To further understand bitwise operators I tried walking through the binary1.cpp under March 13's class.
CODE:
01. #include <cstdio>
02. using namespace std;
03. int main(void){
04. char A = 0x53;
05. char B = 0x9A;
06. char C;
07. C = A & B;
08. printf("%X\n", C);
09. C = A | B;
10. printf("%X\n", C);
11. C = ~A;
12. printf("%X\n", C);
13. C = ~B;
14. printf("%X\n", C);
15. C = A + (~A+1); // C = A - A;
16. printf("%X\n", C);
17. C = A ^ B;
18. printf("%X\n", C);
19. C = C ^ B;
20. printf("%X\n", C);
21. printf("Shifts.......\n");
22. C = A << 1;
23. printf("%X\n", C);
24. C = B << 1;
25. printf("%X\n", C);
26. C = A >> 1;
27. printf("%X\n", C);
28. C = B >> 1;
29. printf("%X\n", C);
30. A = 100;
31. A = A >> 1; // A = A / 2
32. printf("%d\n", A);
33. A<<=1; // A *= 2;
34. printf("%d\n", A);
35. return 0;
36. }
The first bitwise operator we run into is bitwise and on line 07.
C = A & B
The hexadecimal code for A and B are the following:
A. 53 = 0101 0011
B. 9A = 1001 1010
The bitwise operator searches through the two variables and determines if the binary code for the variables are the same. For example:
We compare 5 and 9.
A. 5 = 0101
B. 9 = 1001
C = 0001
If the corresponding code are both 1's then 1 is true. If its not the code turns into a 0. So the full bitwise and binary code would be "0001 0010" which will print 12 in line 08!
The next bitewise operator we see is bitwise or. This operator goes through both the variables and checks if either or the binary combination is 1, if either of them is one it returns the 1. If its not a one it returns 0.
The second bitwise operator we run into is bitwise or on line 09.
C = A | B;
A. 53 = 0101 0011
B. 9A = 1001 1010
C = 1101 1011
This will display FFFFFFDB in line 10. It will display the F's because binary hexadecimal has 8 bits, and will fill the rest with 1's.
*RULE: if it starts with 1, it will print 6 F's.
The next bitwise operator we encounter is bitwise NOT " ~ ". This simply reverses the binary code that is given.
A. 53 = 0101 0011
B. 9A = 1001 1010
~A = 1010 1100
~B = 0110 0101
In line 17 we see the next bitwise operator which is bitwise XOR " ^ ". This operator compares the binary code for 2 variables and does the following:
If "1 ^ 0" and "0 ^ 1" are valid you change the binary code to 1.
If "0 ^ 0" and "1 ^ 1" are invalid you change the binary code to 0.
In line 17 the following happens:
A. 53 = 0101 0011
B. 9A = 1001 1010
C = A ^ B
C = 1100 1001
This will print FFFFFFC9 in line 18.
In line 19 we have an exclusive or where C = C ^ B. If we follow the rules from before the answer would be as follows:
C = 1100 1001
B = 1001 1010
NEW C = 0101 0011
This will display 53!
After line 20 we come across shifting. The first shift we encounter is a left shift.
In line 21 we have the following code:
C = A << 1;
The current binary code for C is:
C = 0101 0011
By shifting everything to the left we get:
C = 1010 0110
Which will print : FFFFFFA6
In line 25 we have another left shift.
C = B << 1;
C = 0011 0100
This will print out: 34
When shifting to the left the last number will always be 0.
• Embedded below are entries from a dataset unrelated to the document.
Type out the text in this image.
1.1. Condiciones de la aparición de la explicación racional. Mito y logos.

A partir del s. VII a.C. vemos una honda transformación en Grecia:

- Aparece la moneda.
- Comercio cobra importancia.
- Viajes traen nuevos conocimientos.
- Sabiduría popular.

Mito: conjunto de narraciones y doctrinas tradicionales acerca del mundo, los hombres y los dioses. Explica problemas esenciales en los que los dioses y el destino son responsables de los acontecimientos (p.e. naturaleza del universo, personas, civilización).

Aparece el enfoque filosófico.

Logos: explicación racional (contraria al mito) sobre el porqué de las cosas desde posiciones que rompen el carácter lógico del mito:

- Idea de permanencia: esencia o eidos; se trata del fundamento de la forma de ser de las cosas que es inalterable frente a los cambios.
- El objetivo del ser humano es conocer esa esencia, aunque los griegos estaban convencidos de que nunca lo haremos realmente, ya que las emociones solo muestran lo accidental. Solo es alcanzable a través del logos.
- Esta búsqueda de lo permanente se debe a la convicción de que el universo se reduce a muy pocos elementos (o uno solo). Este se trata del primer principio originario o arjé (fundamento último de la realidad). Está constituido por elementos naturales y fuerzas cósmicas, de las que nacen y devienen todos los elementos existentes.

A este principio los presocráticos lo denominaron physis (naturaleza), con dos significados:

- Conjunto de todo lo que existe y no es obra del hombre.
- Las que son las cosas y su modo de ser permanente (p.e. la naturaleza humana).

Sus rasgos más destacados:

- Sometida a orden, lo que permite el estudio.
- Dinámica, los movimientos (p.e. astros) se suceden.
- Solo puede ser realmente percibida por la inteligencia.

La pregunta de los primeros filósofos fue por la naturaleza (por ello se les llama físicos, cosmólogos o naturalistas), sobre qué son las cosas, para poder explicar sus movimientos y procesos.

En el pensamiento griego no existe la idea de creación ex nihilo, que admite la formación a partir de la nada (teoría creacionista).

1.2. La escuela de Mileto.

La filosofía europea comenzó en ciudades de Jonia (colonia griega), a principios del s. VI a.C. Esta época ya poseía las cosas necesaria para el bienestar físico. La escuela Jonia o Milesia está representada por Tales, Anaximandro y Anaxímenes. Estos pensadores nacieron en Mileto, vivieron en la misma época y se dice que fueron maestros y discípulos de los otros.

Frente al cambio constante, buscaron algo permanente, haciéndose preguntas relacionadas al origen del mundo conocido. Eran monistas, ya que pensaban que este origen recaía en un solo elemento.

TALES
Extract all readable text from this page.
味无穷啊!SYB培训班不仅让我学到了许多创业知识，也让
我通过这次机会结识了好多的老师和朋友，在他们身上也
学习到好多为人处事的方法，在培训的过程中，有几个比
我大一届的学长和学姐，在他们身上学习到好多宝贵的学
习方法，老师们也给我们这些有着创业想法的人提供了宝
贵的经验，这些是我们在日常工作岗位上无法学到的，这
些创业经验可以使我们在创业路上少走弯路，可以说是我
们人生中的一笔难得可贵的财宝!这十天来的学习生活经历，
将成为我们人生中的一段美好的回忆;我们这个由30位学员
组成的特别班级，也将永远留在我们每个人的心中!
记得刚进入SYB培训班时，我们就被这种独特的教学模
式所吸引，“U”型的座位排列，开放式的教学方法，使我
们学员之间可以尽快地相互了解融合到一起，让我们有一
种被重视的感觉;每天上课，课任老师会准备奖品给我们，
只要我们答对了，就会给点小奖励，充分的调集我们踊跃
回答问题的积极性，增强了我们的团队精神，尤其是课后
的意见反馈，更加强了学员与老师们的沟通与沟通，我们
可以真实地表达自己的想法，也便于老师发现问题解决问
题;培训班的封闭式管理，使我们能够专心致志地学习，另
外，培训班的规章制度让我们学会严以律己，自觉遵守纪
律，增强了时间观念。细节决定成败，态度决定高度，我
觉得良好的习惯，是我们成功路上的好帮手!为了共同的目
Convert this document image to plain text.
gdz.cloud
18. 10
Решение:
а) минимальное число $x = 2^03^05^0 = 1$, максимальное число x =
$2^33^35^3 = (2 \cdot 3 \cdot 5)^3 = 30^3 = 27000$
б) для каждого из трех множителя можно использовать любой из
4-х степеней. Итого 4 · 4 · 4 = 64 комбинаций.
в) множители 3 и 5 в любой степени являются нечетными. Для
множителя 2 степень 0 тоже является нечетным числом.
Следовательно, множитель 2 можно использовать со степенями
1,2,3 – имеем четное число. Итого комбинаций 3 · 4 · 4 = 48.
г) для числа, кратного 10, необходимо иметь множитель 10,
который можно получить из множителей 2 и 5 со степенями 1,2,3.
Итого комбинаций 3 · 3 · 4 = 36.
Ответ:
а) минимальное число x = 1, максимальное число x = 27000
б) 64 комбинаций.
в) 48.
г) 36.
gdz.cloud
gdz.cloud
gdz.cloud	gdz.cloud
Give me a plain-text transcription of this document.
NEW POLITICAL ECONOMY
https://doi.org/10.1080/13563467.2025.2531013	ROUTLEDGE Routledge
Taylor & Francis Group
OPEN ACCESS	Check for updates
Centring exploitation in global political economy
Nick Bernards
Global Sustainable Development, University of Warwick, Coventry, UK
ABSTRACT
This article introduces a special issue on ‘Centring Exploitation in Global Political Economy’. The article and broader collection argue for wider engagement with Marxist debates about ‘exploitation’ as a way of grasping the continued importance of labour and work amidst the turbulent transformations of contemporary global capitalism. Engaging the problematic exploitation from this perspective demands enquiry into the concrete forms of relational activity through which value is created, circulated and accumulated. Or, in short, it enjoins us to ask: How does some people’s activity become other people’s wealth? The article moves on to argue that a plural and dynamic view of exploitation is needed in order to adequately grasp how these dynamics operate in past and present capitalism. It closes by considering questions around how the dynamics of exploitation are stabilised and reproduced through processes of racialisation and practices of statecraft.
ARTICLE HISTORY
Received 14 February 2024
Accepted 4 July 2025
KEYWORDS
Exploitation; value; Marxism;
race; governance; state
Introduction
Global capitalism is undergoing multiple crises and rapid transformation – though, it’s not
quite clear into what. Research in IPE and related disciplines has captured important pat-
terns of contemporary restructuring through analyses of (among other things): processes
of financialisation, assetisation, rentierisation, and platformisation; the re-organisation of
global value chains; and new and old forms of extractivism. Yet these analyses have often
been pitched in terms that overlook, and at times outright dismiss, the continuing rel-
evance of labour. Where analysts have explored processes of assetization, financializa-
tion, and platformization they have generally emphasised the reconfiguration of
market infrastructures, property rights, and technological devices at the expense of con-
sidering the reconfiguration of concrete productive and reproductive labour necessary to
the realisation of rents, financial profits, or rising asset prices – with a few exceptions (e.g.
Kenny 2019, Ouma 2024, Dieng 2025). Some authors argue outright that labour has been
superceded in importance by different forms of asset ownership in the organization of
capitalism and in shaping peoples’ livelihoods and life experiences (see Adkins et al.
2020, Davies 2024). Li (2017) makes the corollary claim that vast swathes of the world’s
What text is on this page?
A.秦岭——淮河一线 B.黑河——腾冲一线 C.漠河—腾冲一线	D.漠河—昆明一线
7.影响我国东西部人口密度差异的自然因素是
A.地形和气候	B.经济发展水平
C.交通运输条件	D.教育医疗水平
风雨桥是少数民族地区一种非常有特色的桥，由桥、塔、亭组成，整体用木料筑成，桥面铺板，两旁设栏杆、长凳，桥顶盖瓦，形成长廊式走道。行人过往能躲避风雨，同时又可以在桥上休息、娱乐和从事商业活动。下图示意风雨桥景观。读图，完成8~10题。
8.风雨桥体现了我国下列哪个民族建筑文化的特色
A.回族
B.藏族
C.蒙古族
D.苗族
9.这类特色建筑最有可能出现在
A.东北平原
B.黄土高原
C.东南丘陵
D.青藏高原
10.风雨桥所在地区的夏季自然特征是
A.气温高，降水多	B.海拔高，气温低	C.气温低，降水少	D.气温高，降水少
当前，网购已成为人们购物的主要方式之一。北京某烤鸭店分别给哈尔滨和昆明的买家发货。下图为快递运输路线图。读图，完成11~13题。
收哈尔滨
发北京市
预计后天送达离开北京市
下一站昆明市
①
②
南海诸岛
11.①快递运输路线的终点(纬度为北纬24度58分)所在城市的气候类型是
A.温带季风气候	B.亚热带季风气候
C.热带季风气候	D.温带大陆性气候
Now we have shifting to the right in line 26.
C = A >> 1;
You basically just shift everything to the right like you would do when shifting to the left
A = 0101 0011
C = 0010 1001
This will print: 29
In line 28 we have another right shift:
C = B >> 1;
B = 1001 1010
C = 1100 1101
This will print: FFFFFFCD
*RULE: When shifting to the right and the first bit is 1, the bits before it are ALL 1. So when you shift it to the right you shift 1's instead of 0's.
In line 31 you we see A = A >> 1; This is basically the same thing as saying A = A / 2;
A = 100
A = 100 / 2
Making the value of A into : 50
In line 33 we see A << =1; This is the same thing as saying A * = 2;
Making the value of A into 100.
Binary is pretty easy if you get the hang of it!